Leider macht es uns das die Gesellschaft/Deutschland nicht so einfach. Um es mal etwas salopp zu sagen…Wenn man hier in Deutschland den Stecker zieht (egal ob als Arzt oder Angehöriger), wandert man eher in den Knast als wenn man Steuern am Fiskus vorbei schleust. Das ist gerade für Menschen wie mich traurig. Menschen die sich Ihr „Ende“ selbst gestalten wollen um dieser Urangst in den Arsch zu treten. Zwar weiß ich noch nicht, wie es genau abläuft wenn es mal soweit ist (Gott bewahre!), aber irgendein Weg wird es schon geben. Vielleicht hat sich bis dahin ja auch etwas in der Gesellschaft/an den Gesetzen geändert. Bis dahin muss man wohl mit dieser Angst leben…

Da fällt mir ein…Ich muss unbedingt mal gucken, wo ich meine Patientenverfügung habe…
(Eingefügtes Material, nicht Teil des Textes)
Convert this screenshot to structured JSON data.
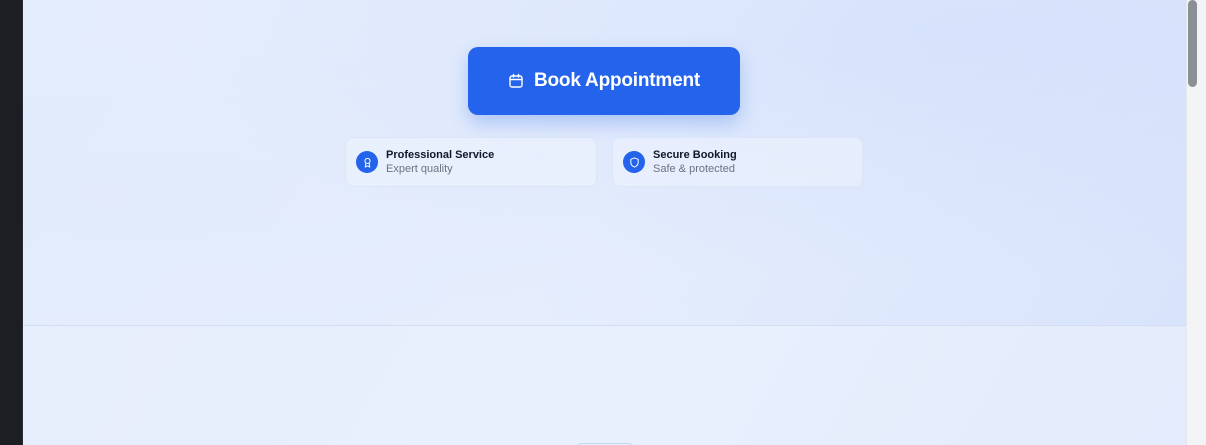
{
  "hero": {
    "cta": {
      "label": "Book Appointment",
      "icon": "calendar-icon",
      "color": "#2463eb"
    },
    "features": [
      {
        "title": "Professional Service",
        "subtitle": "Expert quality",
        "icon": "award-icon"
      },
      {
        "title": "Secure Booking",
        "subtitle": "Safe & protected",
        "icon": "shield-icon"
      }
    ]
  },
  "colors": {
    "accent": "#2463eb",
    "background": "#e4edfd",
    "text_primary": "#111827",
    "text_secondary": "#6b7280"
  }
}
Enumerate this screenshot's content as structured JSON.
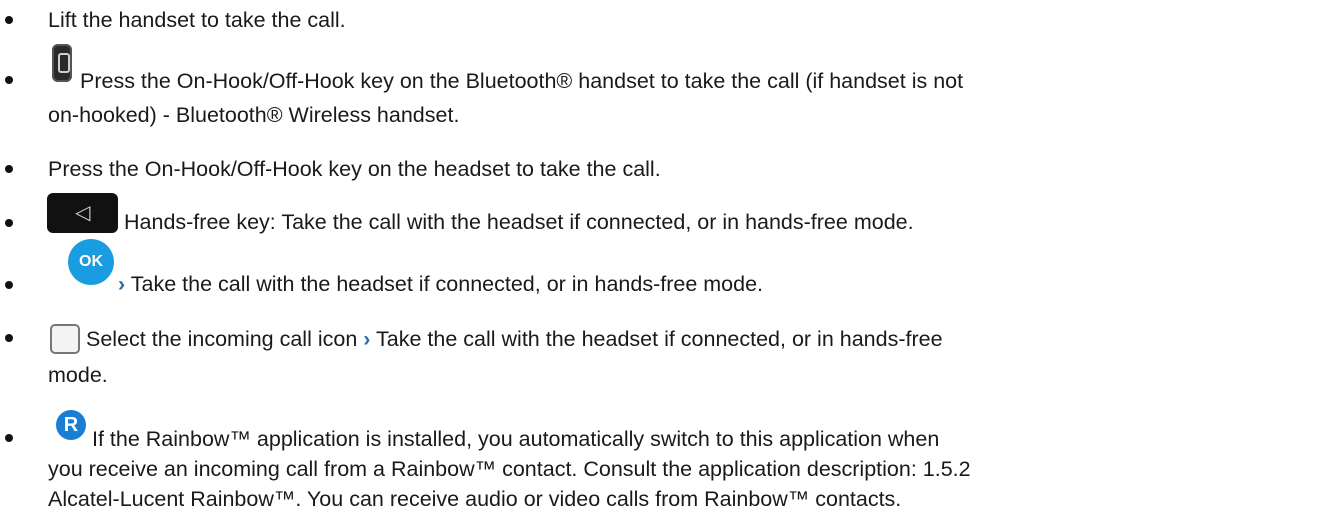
{
  "items": [
    {
      "icon": "",
      "lines": [
        "Lift the handset to take the call."
      ]
    },
    {
      "icon": "bluetooth-handset-icon",
      "lines": [
        "Press the On-Hook/Off-Hook key on the Bluetooth® handset to take the call (if handset is not",
        "on-hooked) - Bluetooth® Wireless handset."
      ]
    },
    {
      "icon": "",
      "lines": [
        "Press the On-Hook/Off-Hook key on the headset to take the call."
      ]
    },
    {
      "icon": "hands-free-key-icon",
      "lines": [
        "Hands-free key: Take the call with the headset if connected, or in hands-free mode."
      ]
    },
    {
      "icon": "ok-key-icon",
      "ok_label": "OK",
      "arrow": "›",
      "lines": [
        "Take the call with the headset if connected, or in hands-free mode."
      ]
    },
    {
      "icon": "incoming-call-icon",
      "line1_part1": "Select the incoming call icon",
      "arrow": "›",
      "line1_part2": "Take the call with the headset if connected, or in hands-free",
      "lines": [
        "mode."
      ]
    },
    {
      "icon": "rainbow-app-icon",
      "rainbow_label": "R",
      "lines": [
        "If the Rainbow™ application is installed, you automatically switch to this application when",
        "you receive an incoming call from a Rainbow™ contact. Consult the application description: 1.5.2",
        "Alcatel-Lucent Rainbow™. You can receive audio or video calls from Rainbow™ contacts."
      ]
    }
  ]
}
2 Kommentare Schreibe einen Kommentar

  1. Kenne diese Angst, und auch noch andere . . . vor dem was da vor uns liegt. Damals™ war das alles besser, da war bevor man sich darüber Gedanken machen konnte schon mit knapp über 30 Feierabend . . .
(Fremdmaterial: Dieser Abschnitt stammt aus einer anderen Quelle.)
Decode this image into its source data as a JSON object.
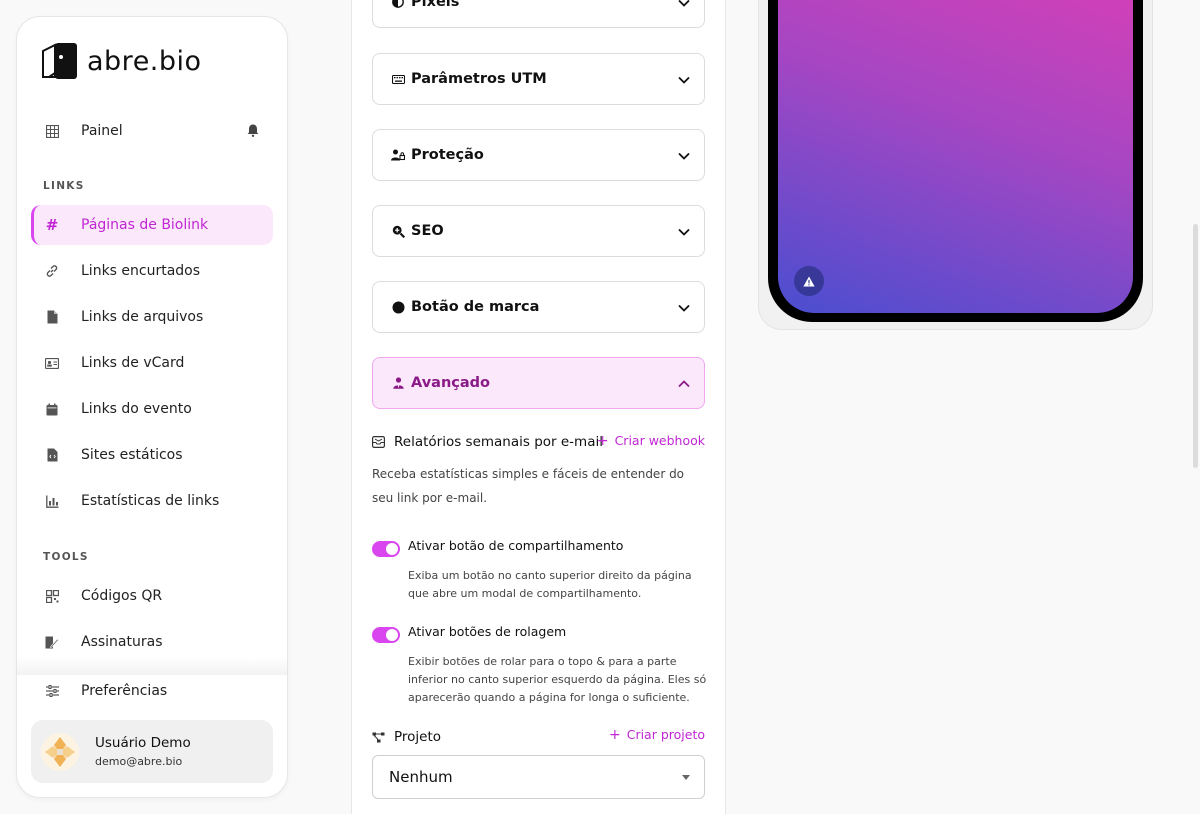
{
  "brand": {
    "name": "abre.bio",
    "accent": "#d946ef"
  },
  "sidebar": {
    "dashboard": {
      "label": "Painel",
      "icon": "grid-icon"
    },
    "sections": {
      "links": "LINKS",
      "tools": "TOOLS"
    },
    "links_items": [
      {
        "label": "Páginas de Biolink",
        "icon": "hash-icon",
        "active": true
      },
      {
        "label": "Links encurtados",
        "icon": "link-icon"
      },
      {
        "label": "Links de arquivos",
        "icon": "file-icon"
      },
      {
        "label": "Links de vCard",
        "icon": "id-card-icon"
      },
      {
        "label": "Links do evento",
        "icon": "calendar-icon"
      },
      {
        "label": "Sites estáticos",
        "icon": "code-file-icon"
      },
      {
        "label": "Estatísticas de links",
        "icon": "bar-chart-icon"
      }
    ],
    "tools_items": [
      {
        "label": "Códigos QR",
        "icon": "qr-icon"
      },
      {
        "label": "Assinaturas",
        "icon": "signature-icon"
      }
    ],
    "preferences": {
      "label": "Preferências",
      "icon": "sliders-icon"
    },
    "user": {
      "name": "Usuário Demo",
      "email": "demo@abre.bio"
    }
  },
  "form": {
    "accordions": [
      {
        "label": "Pixels",
        "icon": "half-circle-icon"
      },
      {
        "label": "Parâmetros UTM",
        "icon": "keyboard-icon"
      },
      {
        "label": "Proteção",
        "icon": "user-lock-icon"
      },
      {
        "label": "SEO",
        "icon": "search-plus-icon"
      },
      {
        "label": "Botão de marca",
        "icon": "circle-icon"
      },
      {
        "label": "Avançado",
        "icon": "user-tie-icon",
        "open": true
      }
    ],
    "weekly_reports": {
      "label": "Relatórios semanais por e-mail",
      "action": "Criar webhook",
      "description": "Receba estatísticas simples e fáceis de entender do seu link por e-mail."
    },
    "share_toggle": {
      "label": "Ativar botão de compartilhamento",
      "description": "Exiba um botão no canto superior direito da página que abre um modal de compartilhamento.",
      "on": true
    },
    "scroll_toggle": {
      "label": "Ativar botões de rolagem",
      "description": "Exibir botões de rolar para o topo & para a parte inferior no canto superior esquerdo da página. Eles só aparecerão quando a página for longa o suficiente.",
      "on": true
    },
    "project": {
      "label": "Projeto",
      "action": "Criar projeto",
      "selected": "Nenhum"
    }
  }
}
    • Nun ja…Mit knapp über 30 muss ja auch noch nicht unbedingt Schluss sein.

      Gegen das „alt werden“ habe ich ja auch gar nichts…so lange man „normal“ und einigermaßen gesund alt wird. Mir zaubert es immer wieder ein Lächeln ins Gesicht, wenn ich ältere Herrschaften (meinetwegen auch mit Rollatoren) sehe, die eine gewisse Lebensfreude ausstrahlen…Das sind für mich glückliche, alte Menschen.

      Wenn ich allerdings von „sabbernden Windelpaketen“ höre, wird mir regelmäßig schlecht. Nicht nur weil es mir leid um die Menschen tut. Auch weil es mich ankotzt wie sehr diese „moderne“ Gesellschaft Menschen im Alter noch „durchzieht“.

      Wie Du sagtest…Früher…Da hatte man gewiss noch eine andere Einstellung zum Tod.